Oct 10th, 2017 | By | Category: Equities

VanEck has introduced the VanEck Vectors NDR CMG Long/Flat Allocation ETF (NYSE Arca: LFEQ). Launched in collaboration with Ned Davis Research (NDR), the fund provides exposure to US large-cap equities through a guided allocation approach designed to help investors participate in bull markets and minimise losses in bear markets.

VanEck launches trend following equity ETF

The ETF seeks to give investors full exposure to equities during bull markets but move a proportion of the portfolio to cash during bear markets.

LFEQ tracks the Ned Davis Research CMG US Large Cap Long/Flat Index that follows trade signals to determine its equity allocation (100%, 80%, 40% or 0% allocation to the Vanguard S&P 500 ETF (VOO)). When equities are less than 100% of the index, the remainder is made up of cash through exposure to the Solactive 13-week US T-Bill Index.

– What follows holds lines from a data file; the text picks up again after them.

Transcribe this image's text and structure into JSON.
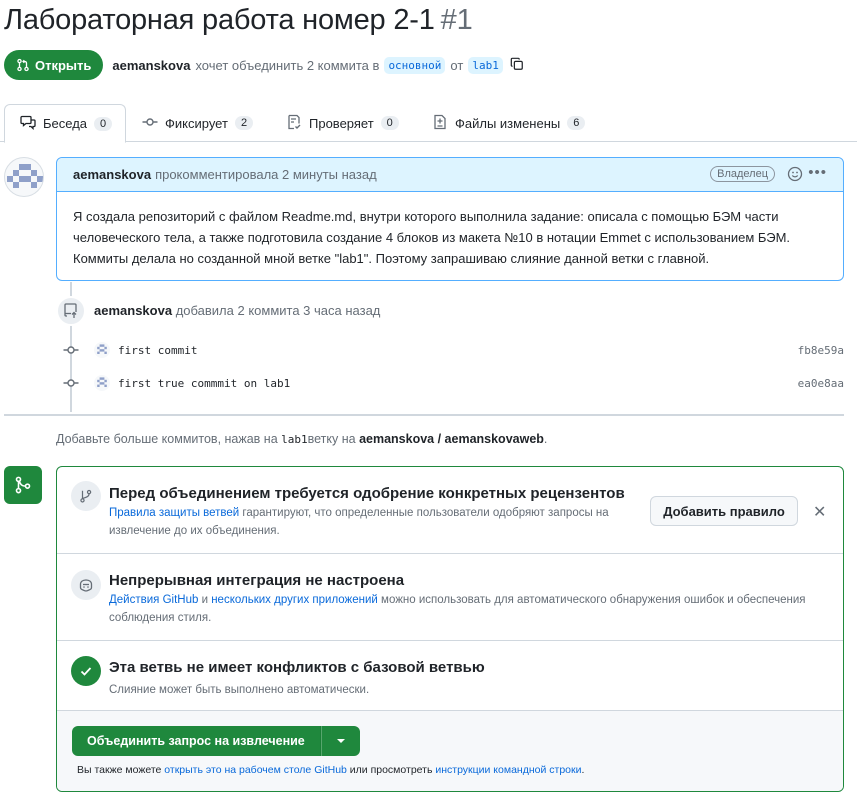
{
  "header": {
    "title": "Лабораторная работа номер 2-1",
    "number": "#1"
  },
  "state": {
    "badge_label": "Открыть",
    "author": "aemanskova",
    "text_merge": "хочет объединить 2 коммита в",
    "base_branch": "основной",
    "text_from": "от",
    "head_branch": "lab1"
  },
  "tabs": [
    {
      "label": "Беседа",
      "count": "0",
      "icon": "comment-discussion-icon"
    },
    {
      "label": "Фиксирует",
      "count": "2",
      "icon": "git-commit-icon"
    },
    {
      "label": "Проверяет",
      "count": "0",
      "icon": "checklist-icon"
    },
    {
      "label": "Файлы изменены",
      "count": "6",
      "icon": "file-diff-icon"
    }
  ],
  "comment": {
    "author": "aemanskova",
    "meta": "прокомментировала 2 минуты назад",
    "badge": "Владелец",
    "body": "Я создала репозиторий с файлом Readme.md, внутри которого выполнила задание: описала с помощью БЭМ части человеческого тела, а также подготовила создание 4 блоков из макета №10 в нотации Emmet с использованием БЭМ. Коммиты делала но созданной мной ветке \"lab1\". Поэтому запрашиваю слияние данной ветки с главной."
  },
  "push_event": {
    "author": "aemanskova",
    "text": "добавила 2 коммита 3 часа назад"
  },
  "commits": [
    {
      "message": "first commit",
      "sha": "fb8e59a"
    },
    {
      "message": "first true commmit on lab1",
      "sha": "ea0e8aa"
    }
  ],
  "hint": {
    "prefix": "Добавьте больше коммитов, нажав на",
    "branch": "lab1",
    "middle": "ветку на",
    "repo": "aemanskova / aemanskovaweb",
    "suffix": "."
  },
  "merge_box": {
    "review": {
      "title": "Перед объединением требуется одобрение конкретных рецензентов",
      "link": "Правила защиты ветвей",
      "desc": " гарантируют, что определенные пользователи одобряют запросы на извлечение до их объединения.",
      "button": "Добавить правило"
    },
    "ci": {
      "title": "Непрерывная интеграция не настроена",
      "link1": "Действия GitHub",
      "and": " и ",
      "link2": "нескольких других приложений",
      "desc": " можно использовать для автоматического обнаружения ошибок и обеспечения соблюдения стиля."
    },
    "conflicts": {
      "title": "Эта ветвь не имеет конфликтов с базовой ветвью",
      "desc": "Слияние может быть выполнено автоматически."
    },
    "merge_button": "Объединить запрос на извлечение",
    "footer": {
      "prefix": "Вы также можете ",
      "link1": "открыть это на рабочем столе GitHub",
      "middle": " или просмотреть ",
      "link2": "инструкции командной строки",
      "suffix": "."
    }
  },
  "colors": {
    "green": "#1f883d",
    "blue_link": "#0969da",
    "comment_header": "#ddf4ff"
  }
}
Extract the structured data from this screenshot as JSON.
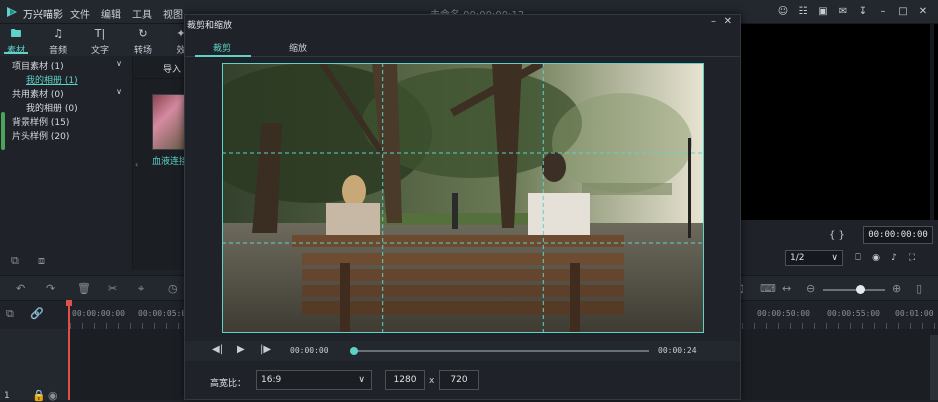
{
  "app": {
    "name": "万兴喵影",
    "menu": [
      "文件",
      "编辑",
      "工具",
      "视图"
    ],
    "doc_title": "未命名 00:00:00:12"
  },
  "media_tabs": [
    {
      "label": "素材",
      "icon": "folder-icon",
      "active": true
    },
    {
      "label": "音频",
      "icon": "music-note-icon",
      "active": false
    },
    {
      "label": "文字",
      "icon": "text-icon",
      "active": false
    },
    {
      "label": "转场",
      "icon": "transition-icon",
      "active": false
    },
    {
      "label": "效",
      "icon": "effects-icon",
      "active": false
    }
  ],
  "tree": {
    "items": [
      {
        "label": "项目素材 (1)",
        "level": 0,
        "expandable": true
      },
      {
        "label": "我的相册 (1)",
        "level": 1,
        "selected": true
      },
      {
        "label": "共用素材 (0)",
        "level": 0,
        "expandable": true
      },
      {
        "label": "我的相册 (0)",
        "level": 1
      },
      {
        "label": "背景样例 (15)",
        "level": 0
      },
      {
        "label": "片头样例 (20)",
        "level": 0
      }
    ]
  },
  "media_browser": {
    "import_label": "导入",
    "clip_label": "血液连接"
  },
  "preview": {
    "timecode": "00:00:00:00",
    "ratio": "1/2",
    "braces": "{ }"
  },
  "timeline": {
    "ruler_labels": [
      "00:00:00:00",
      "00:00:05:00",
      "00:00:50:00",
      "00:00:55:00",
      "00:01:00"
    ],
    "track_label": "1"
  },
  "dialog": {
    "title": "裁剪和缩放",
    "tabs": [
      "裁剪",
      "缩放"
    ],
    "current_time": "00:00:00",
    "duration": "00:00:24",
    "ratio_label": "高宽比：",
    "ratio_value": "16:9",
    "width": "1280",
    "height": "720",
    "times_sign": "x"
  },
  "colors": {
    "accent": "#5fd2c8",
    "background": "#1f2329",
    "playhead": "#e0504a"
  }
}
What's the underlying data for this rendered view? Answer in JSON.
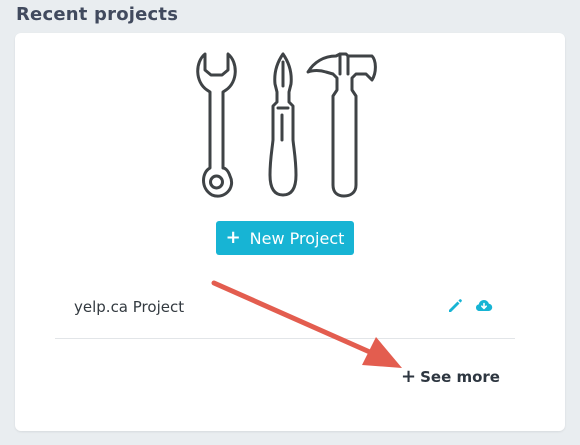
{
  "section": {
    "title": "Recent projects"
  },
  "illustration": {
    "icon": "tools-icon",
    "stroke_color": "#3f4346"
  },
  "new_project": {
    "label": "New Project",
    "plus": "+",
    "color": "#17b4d4"
  },
  "projects": [
    {
      "name": "yelp.ca Project",
      "actions": [
        "pencil-icon",
        "cloud-download-icon"
      ]
    }
  ],
  "see_more": {
    "plus": "+",
    "label": "See more"
  },
  "colors": {
    "background": "#e9edf0",
    "card": "#ffffff",
    "accent": "#17b4d4",
    "annotation_arrow": "#e35d4f"
  }
}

Ed Lopex, head of ETF product development management at VanEck, commented: “Many investors make an allocation to US equity for the long-term growth potential, but most may not realise that since 1928, the S&P 500 has spent 70% of the time either in a bear market or recovering from one. That’s not a lot of time spent growing new wealth.

“Your experience really depends on where in the market cycle you start investing. LFEQ provides investors with an ETF solution that offers a systematic approach that seeks to preserve capital by increasing cash when market health is weak and participate in uptrends with a full allocation to equity.”

The index follows a rules-based model that uses technical analysis to measure US equity market health and produce trade signals to guide the index’s equity allocation. The model first applies price-based trend and mean reversion indicators to S&P 500 index industry groups to produce a market breadth composite between 0-100 to indicate the level of bearishness or bullishness.

A market breadth composite below 50 equals 0% equity, between 50-60 equals 40% equity, between 60-70 equals 80% equity and above 70 equals 100% equity. The index is currently 100% in equities and has been either 100% or 80% equities for the whole of 2017 so far.

The fund has a total expense ratio of 0.59%.